Jonathan braked for a red light, let the words soak in and become real. For years he had wanted to hear some remark, see some sign that she thought of him as more than an agent, and finally, when he had convinced himself that it just wasn’t going to happen, she had. How long, he wondered, would it take him to really understand how her mind worked? Every time he thought he had it nailed, she did a one-eighty on him. And since Geneva, the woman had sent out more mixed signals than a pay-per-view channel scrambler.
“I love that about you, too. That I can feel that way and tell you.”
“You’re making me crazy, Sybil.”
“Is that good or bad?”
“I’m not sure yet.” He wished to hell he knew. “Maybe both.”

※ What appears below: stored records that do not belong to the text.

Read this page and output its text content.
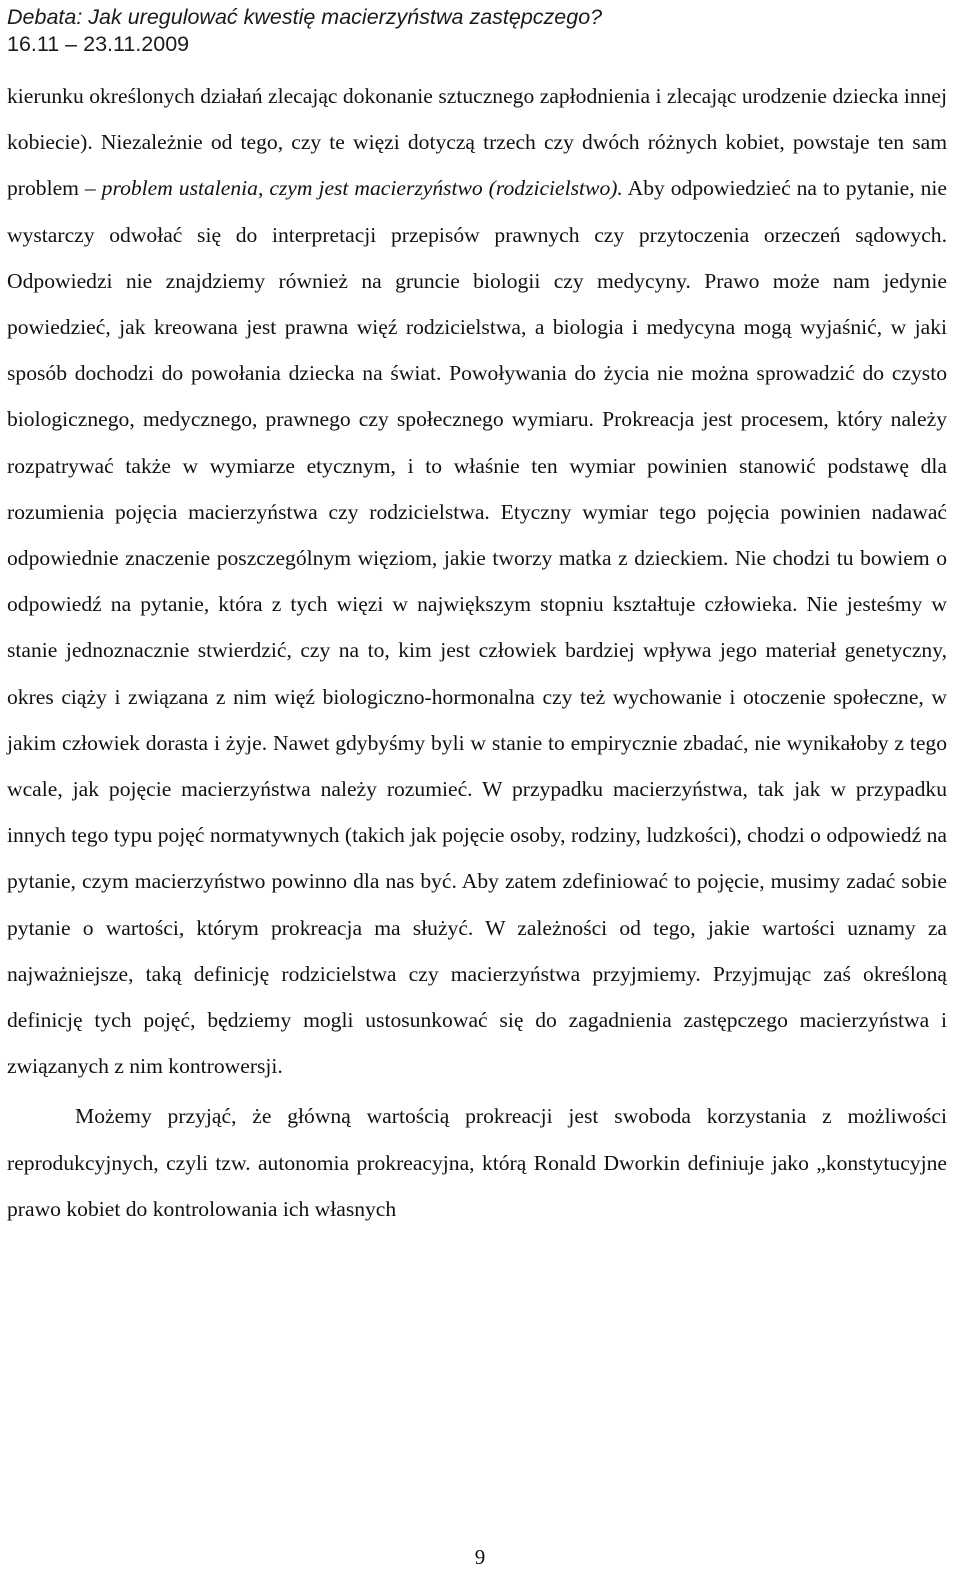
Debata: Jak uregulować kwestię macierzyństwa zastępczego?
16.11 – 23.11.2009

kierunku określonych działań zlecając dokonanie sztucznego zapłodnienia i zlecając urodzenie dziecka innej kobiecie). Niezależnie od tego, czy te więzi dotyczą trzech czy dwóch różnych kobiet, powstaje ten sam problem – problem ustalenia, czym jest macierzyństwo (rodzicielstwo). Aby odpowiedzieć na to pytanie, nie wystarczy odwołać się do interpretacji przepisów prawnych czy przytoczenia orzeczeń sądowych. Odpowiedzi nie znajdziemy również na gruncie biologii czy medycyny. Prawo może nam jedynie powiedzieć, jak kreowana jest prawna więź rodzicielstwa, a biologia i medycyna mogą wyjaśnić, w jaki sposób dochodzi do powołania dziecka na świat. Powoływania do życia nie można sprowadzić do czysto biologicznego, medycznego, prawnego czy społecznego wymiaru. Prokreacja jest procesem, który należy rozpatrywać także w wymiarze etycznym, i to właśnie ten wymiar powinien stanowić podstawę dla rozumienia pojęcia macierzyństwa czy rodzicielstwa. Etyczny wymiar tego pojęcia powinien nadawać odpowiednie znaczenie poszczególnym więziom, jakie tworzy matka z dzieckiem. Nie chodzi tu bowiem o odpowiedź na pytanie, która z tych więzi w największym stopniu kształtuje człowieka. Nie jesteśmy w stanie jednoznacznie stwierdzić, czy na to, kim jest człowiek bardziej wpływa jego materiał genetyczny, okres ciąży i związana z nim więź biologiczno-hormonalna czy też wychowanie i otoczenie społeczne, w jakim człowiek dorasta i żyje. Nawet gdybyśmy byli w stanie to empirycznie zbadać, nie wynikałoby z tego wcale, jak pojęcie macierzyństwa należy rozumieć. W przypadku macierzyństwa, tak jak w przypadku innych tego typu pojęć normatywnych (takich jak pojęcie osoby, rodziny, ludzkości), chodzi o odpowiedź na pytanie, czym macierzyństwo powinno dla nas być. Aby zatem zdefiniować to pojęcie, musimy zadać sobie pytanie o wartości, którym prokreacja ma służyć. W zależności od tego, jakie wartości uznamy za najważniejsze, taką definicję rodzicielstwa czy macierzyństwa przyjmiemy. Przyjmując zaś określoną definicję tych pojęć, będziemy mogli ustosunkować się do zagadnienia zastępczego macierzyństwa i związanych z nim kontrowersji.

Możemy przyjąć, że główną wartością prokreacji jest swoboda korzystania z możliwości reprodukcyjnych, czyli tzw. autonomia prokreacyjna, którą Ronald Dworkin definiuje jako „konstytucyjne prawo kobiet do kontrolowania ich własnych

9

She tapped her sunglasses up on her nose, adjusted her safety belt. “All I meant was that if you think or feel it, you say it—straight out. I admire that.”
“I don’t.” He also wished she’d take off those damn dark glasses so he could see her eyes. “In fact, I rarely say what I feel with you.”
“Now you’re making
me
crazy.” She smiled. “Whether or not you realize it, you’re blunt, Jonathan, and opinionated. It’s nice.”
Along with everything else standing between them, they didn’t need to add false impressions. Already they had a healthy list. “Opinionated, yes. But you’re mistaken on the other. I feel a lot of things I don’t say” That had to be the understatement of the millennium, particularly where she was concerned.
“For example …”
“You confuse the hell out of me.” He looked over, then right back at the road. A rusty Ford swerved into his lane, and he slowed down to give it space. “One minute I think what’s happening between us is personal. The next I don’t fit into your plans. I can’t keep up.”
“Me, either.”
That remark earned her a look she’d been feeling for a while.
“You might as well stop glaring. I’m not at all afraid of you. All I meant was that you confuse me, too. Actually, it’s not you but me who confuses me. I mean, I confuse myself. No, what I really mean is, the way you make me feel confuses me.”
“I’m getting dizzy, Sybil.”
“Sorry. It’s the way you make me feel. That’s what’s confusing.” At the moment, she looked baffled and unnerved. “You see, I like you.”